AFIRMAS QUE BRIGÁMOS. QUE FOI GRAVE.
Afirmas que brigámos. Que foi grave.
Que o que dissemos já não tem perdão.
Que vais deixar aí a tua chave
e vais à cave içar o teu malão.
Mas como destrinçar os nossos bens?
Que livro? Que lembranças? Que papel?
Os meus olhos, bem vês, és tu que os tens.
Não te devolvo - é minha! - a tua pele.
Achei ali um sonho muito velho,
não sei se o queres levar, já está no fio.

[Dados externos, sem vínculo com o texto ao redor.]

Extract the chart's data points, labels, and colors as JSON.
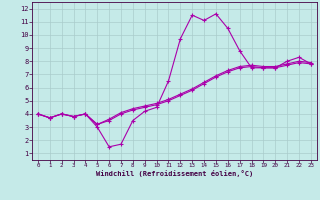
{
  "xlabel": "Windchill (Refroidissement éolien,°C)",
  "background_color": "#c5eae8",
  "grid_color": "#aacccc",
  "line_color": "#aa00aa",
  "xlim": [
    -0.5,
    23.5
  ],
  "ylim": [
    0.5,
    12.5
  ],
  "xticks": [
    0,
    1,
    2,
    3,
    4,
    5,
    6,
    7,
    8,
    9,
    10,
    11,
    12,
    13,
    14,
    15,
    16,
    17,
    18,
    19,
    20,
    21,
    22,
    23
  ],
  "yticks": [
    1,
    2,
    3,
    4,
    5,
    6,
    7,
    8,
    9,
    10,
    11,
    12
  ],
  "hours": [
    0,
    1,
    2,
    3,
    4,
    5,
    6,
    7,
    8,
    9,
    10,
    11,
    12,
    13,
    14,
    15,
    16,
    17,
    18,
    19,
    20,
    21,
    22,
    23
  ],
  "line1": [
    4.0,
    3.7,
    4.0,
    3.8,
    4.0,
    3.0,
    1.5,
    1.7,
    3.5,
    4.2,
    4.5,
    6.5,
    9.7,
    11.5,
    11.1,
    11.6,
    10.5,
    8.8,
    7.5,
    7.5,
    7.5,
    8.0,
    8.3,
    7.8
  ],
  "line2": [
    4.0,
    3.7,
    4.0,
    3.8,
    4.0,
    3.2,
    3.5,
    4.0,
    4.3,
    4.5,
    4.7,
    5.0,
    5.4,
    5.8,
    6.3,
    6.8,
    7.2,
    7.5,
    7.6,
    7.5,
    7.5,
    7.7,
    7.9,
    7.8
  ],
  "line3": [
    4.0,
    3.7,
    4.0,
    3.8,
    4.0,
    3.2,
    3.6,
    4.1,
    4.4,
    4.6,
    4.8,
    5.1,
    5.5,
    5.9,
    6.4,
    6.9,
    7.3,
    7.6,
    7.7,
    7.6,
    7.6,
    7.8,
    8.0,
    7.9
  ]
}
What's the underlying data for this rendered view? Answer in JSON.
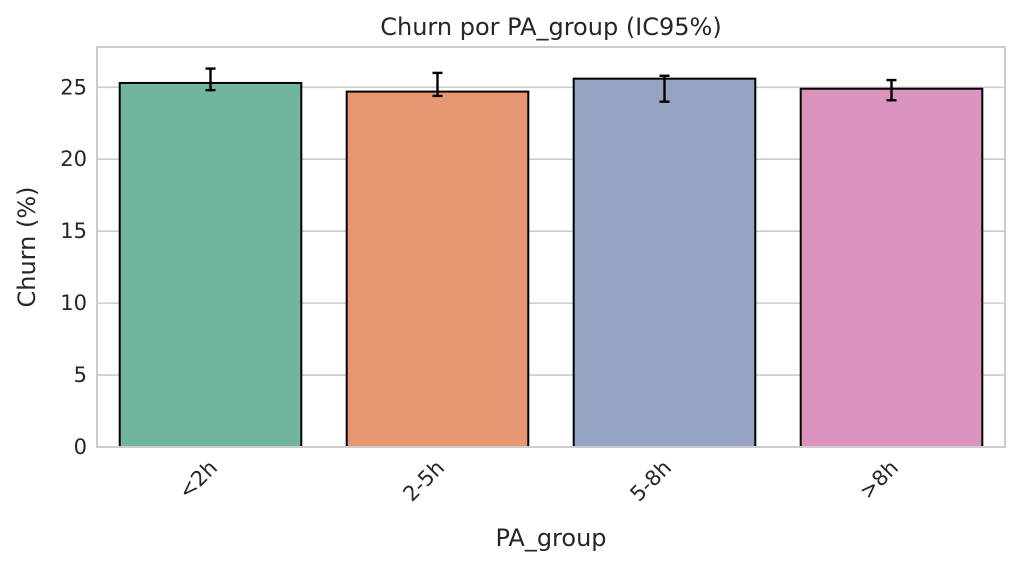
{
  "chart_data": {
    "type": "bar",
    "title": "Churn por PA_group (IC95%)",
    "xlabel": "PA_group",
    "ylabel": "Churn (%)",
    "categories": [
      "<2h",
      "2-5h",
      "5-8h",
      ">8h"
    ],
    "values": [
      25.3,
      24.7,
      25.6,
      24.9
    ],
    "ci_low": [
      24.8,
      24.4,
      24.0,
      24.1
    ],
    "ci_high": [
      26.3,
      26.0,
      25.8,
      25.5
    ],
    "colors": [
      "#72b59f",
      "#e89775",
      "#95a4c3",
      "#db94bd"
    ],
    "ylim": [
      0,
      27.8
    ],
    "yticks": [
      0,
      5,
      10,
      15,
      20,
      25
    ],
    "grid": "horizontal",
    "legend": "none"
  }
}
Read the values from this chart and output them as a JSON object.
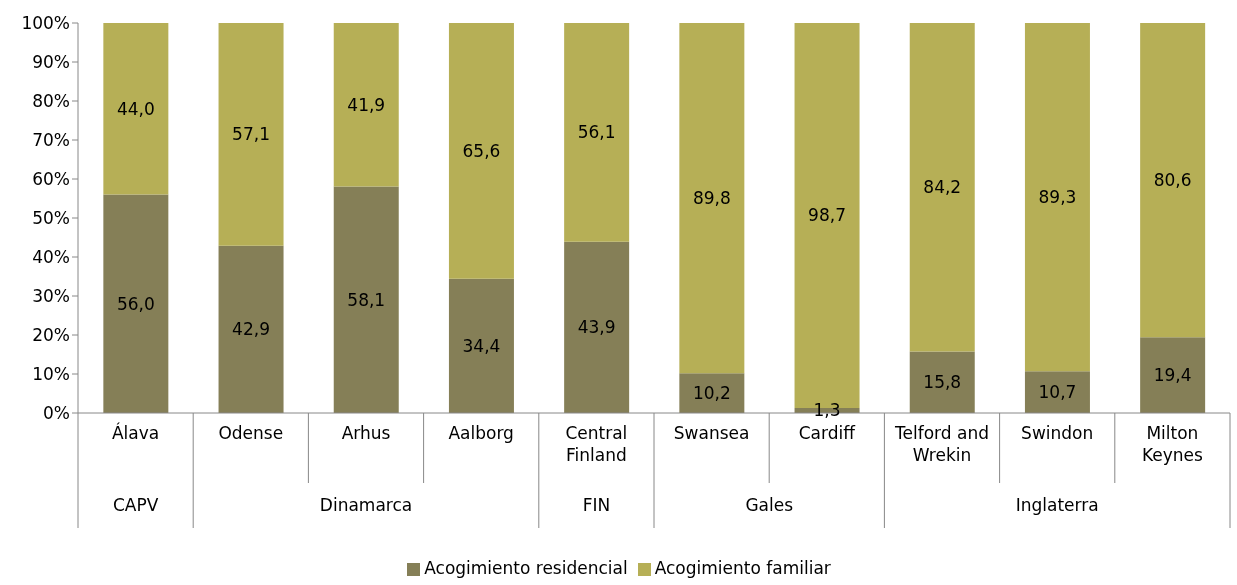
{
  "chart_data": {
    "type": "bar",
    "stacked": true,
    "categories": [
      "Álava",
      "Odense",
      "Arhus",
      "Aalborg",
      "Central Finland",
      "Swansea",
      "Cardiff",
      "Telford and Wrekin",
      "Swindon",
      "Milton Keynes"
    ],
    "series": [
      {
        "name": "Acogimiento residencial",
        "color": "#857f57",
        "values": [
          56.0,
          42.9,
          58.1,
          34.4,
          43.9,
          10.2,
          1.3,
          15.8,
          10.7,
          19.4
        ],
        "value_labels": [
          "56,0",
          "42,9",
          "58,1",
          "34,4",
          "43,9",
          "10,2",
          "1,3",
          "15,8",
          "10,7",
          "19,4"
        ]
      },
      {
        "name": "Acogimiento familiar",
        "color": "#b6af56",
        "values": [
          44.0,
          57.1,
          41.9,
          65.6,
          56.1,
          89.8,
          98.7,
          84.2,
          89.3,
          80.6
        ],
        "value_labels": [
          "44,0",
          "57,1",
          "41,9",
          "65,6",
          "56,1",
          "89,8",
          "98,7",
          "84,2",
          "89,3",
          "80,6"
        ]
      }
    ],
    "annotations": [
      "CAPV",
      "Dinamarca",
      "FIN",
      "Gales",
      "Inglaterra"
    ],
    "ylim": [
      0,
      100
    ],
    "yticks": [
      {
        "value": 0,
        "label": "0%"
      },
      {
        "value": 10,
        "label": "10%"
      },
      {
        "value": 20,
        "label": "20%"
      },
      {
        "value": 30,
        "label": "30%"
      },
      {
        "value": 40,
        "label": "40%"
      },
      {
        "value": 50,
        "label": "50%"
      },
      {
        "value": 60,
        "label": "60%"
      },
      {
        "value": 70,
        "label": "70%"
      },
      {
        "value": 80,
        "label": "80%"
      },
      {
        "value": 90,
        "label": "90%"
      },
      {
        "value": 100,
        "label": "100%"
      }
    ],
    "grid": false,
    "legend": "bottom"
  }
}
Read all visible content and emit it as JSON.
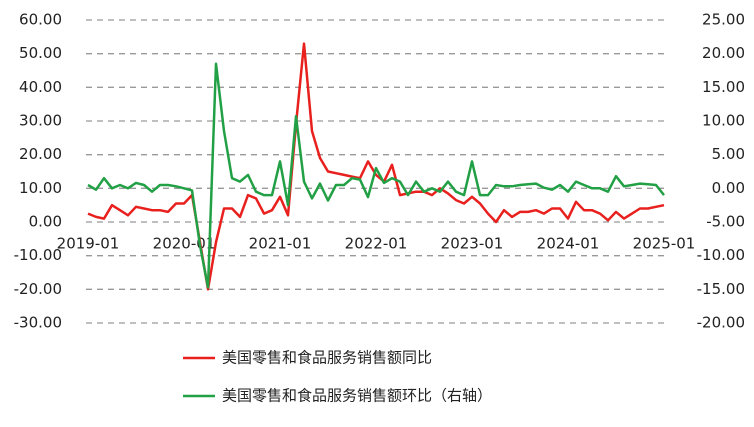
{
  "chart_data": {
    "type": "line",
    "categories": [
      "2019-01",
      null,
      null,
      null,
      null,
      null,
      null,
      null,
      null,
      null,
      null,
      null,
      "2020-01",
      null,
      null,
      null,
      null,
      null,
      null,
      null,
      null,
      null,
      null,
      null,
      "2021-01",
      null,
      null,
      null,
      null,
      null,
      null,
      null,
      null,
      null,
      null,
      null,
      "2022-01",
      null,
      null,
      null,
      null,
      null,
      null,
      null,
      null,
      null,
      null,
      null,
      "2023-01",
      null,
      null,
      null,
      null,
      null,
      null,
      null,
      null,
      null,
      null,
      null,
      "2024-01",
      null,
      null,
      null,
      null,
      null,
      null,
      null,
      null,
      null,
      null,
      null,
      "2025-01"
    ],
    "series": [
      {
        "name": "美国零售和食品服务销售额同比",
        "color": "#e8201e",
        "axis": "y",
        "values": [
          2.5,
          1.5,
          1.0,
          5,
          3.5,
          2,
          4.5,
          4,
          3.5,
          3.5,
          3,
          5.5,
          5.5,
          8,
          -6,
          -20,
          -6,
          4,
          4,
          1.5,
          8,
          7,
          2.5,
          3.5,
          7.5,
          2,
          29,
          53,
          27,
          19,
          15,
          14.5,
          14,
          13.5,
          13,
          18,
          14,
          12,
          17,
          8,
          8.5,
          9,
          9,
          8,
          10,
          8.5,
          6.5,
          5.5,
          7.5,
          5.5,
          2.5,
          0,
          3.5,
          1.5,
          3,
          3,
          3.5,
          2.5,
          4,
          4,
          1,
          6,
          3.5,
          3.5,
          2.5,
          0.5,
          3,
          1,
          2.5,
          4,
          4,
          4.5,
          5
        ]
      },
      {
        "name": "美国零售和食品服务销售额环比（右轴）",
        "color": "#22a045",
        "axis": "y2",
        "values": [
          0.5,
          -0.2,
          1.5,
          0,
          0.5,
          0,
          0.8,
          0.5,
          -0.5,
          0.5,
          0.5,
          0.3,
          0,
          -0.3,
          -8.5,
          -14.7,
          18.5,
          8.5,
          1.5,
          1,
          2,
          -0.5,
          -1,
          -1,
          4,
          -2.5,
          10.7,
          1,
          -1.5,
          0.7,
          -1.8,
          0.5,
          0.5,
          1.5,
          1.3,
          -1.3,
          3,
          0.8,
          1.5,
          1,
          -1,
          1,
          -0.5,
          0,
          -0.5,
          1,
          -0.5,
          -1,
          4,
          -1,
          -1,
          0.5,
          0.3,
          0.3,
          0.5,
          0.6,
          0.7,
          0.1,
          -0.2,
          0.5,
          -0.5,
          1,
          0.5,
          0,
          0,
          -0.5,
          1.8,
          0.3,
          0.5,
          0.7,
          0.6,
          0.5,
          -1
        ]
      }
    ],
    "ylim": [
      -30,
      60
    ],
    "yticks": [
      {
        "value": 60,
        "label": "60.00"
      },
      {
        "value": 50,
        "label": "50.00"
      },
      {
        "value": 40,
        "label": "40.00"
      },
      {
        "value": 30,
        "label": "30.00"
      },
      {
        "value": 20,
        "label": "20.00"
      },
      {
        "value": 10,
        "label": "10.00"
      },
      {
        "value": 0,
        "label": "0.00"
      },
      {
        "value": -10,
        "label": "-10.00"
      },
      {
        "value": -20,
        "label": "-20.00"
      },
      {
        "value": -30,
        "label": "-30.00"
      }
    ],
    "y2lim": [
      -20,
      25
    ],
    "y2ticks": [
      {
        "value": 25,
        "label": "25.00"
      },
      {
        "value": 20,
        "label": "20.00"
      },
      {
        "value": 15,
        "label": "15.00"
      },
      {
        "value": 10,
        "label": "10.00"
      },
      {
        "value": 5,
        "label": "5.00"
      },
      {
        "value": 0,
        "label": "0.00"
      },
      {
        "value": -5,
        "label": "-5.00"
      },
      {
        "value": -10,
        "label": "-10.00"
      },
      {
        "value": -15,
        "label": "-15.00"
      },
      {
        "value": -20,
        "label": "-20.00"
      }
    ],
    "grid": true
  }
}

E o teu casaco roto, aquele vermelho
que eu costumo vestir quando está frio?
E a planta que eu comprei e tu regavas?
E o sol que dá no quarto de manhã?
É meu o teu cachorro que eu tratava?
É teu o meu canteiro de hortelã?
A qual de nós pertence este destino?
Este beijo era meu? Ou já não era?
E o que faço das praias que não vimos?
Das marés que estão lá à nossa espera?
Dividimos ao meio as madrugadas?
E a falésia das tardes de Novembro?
E as sonatas que ouvimos de mãos dadas?
De quem é esta briga? Não me lembro.
In “Cem Poemas Portugueses no Feminino”
Selecção e Org. de José Fanha e José Jorge Letria
Editora Terramar
Rosa Lobato de Faria
1932 – 2010
. Mais poesia em
. Eu li...
. Eu li... Charles Baudelai...
. Eu li... Carlos Drummont ...
. Eu li... Juan Ramón Jimén...
. Eu li... Vincenzo Cardare...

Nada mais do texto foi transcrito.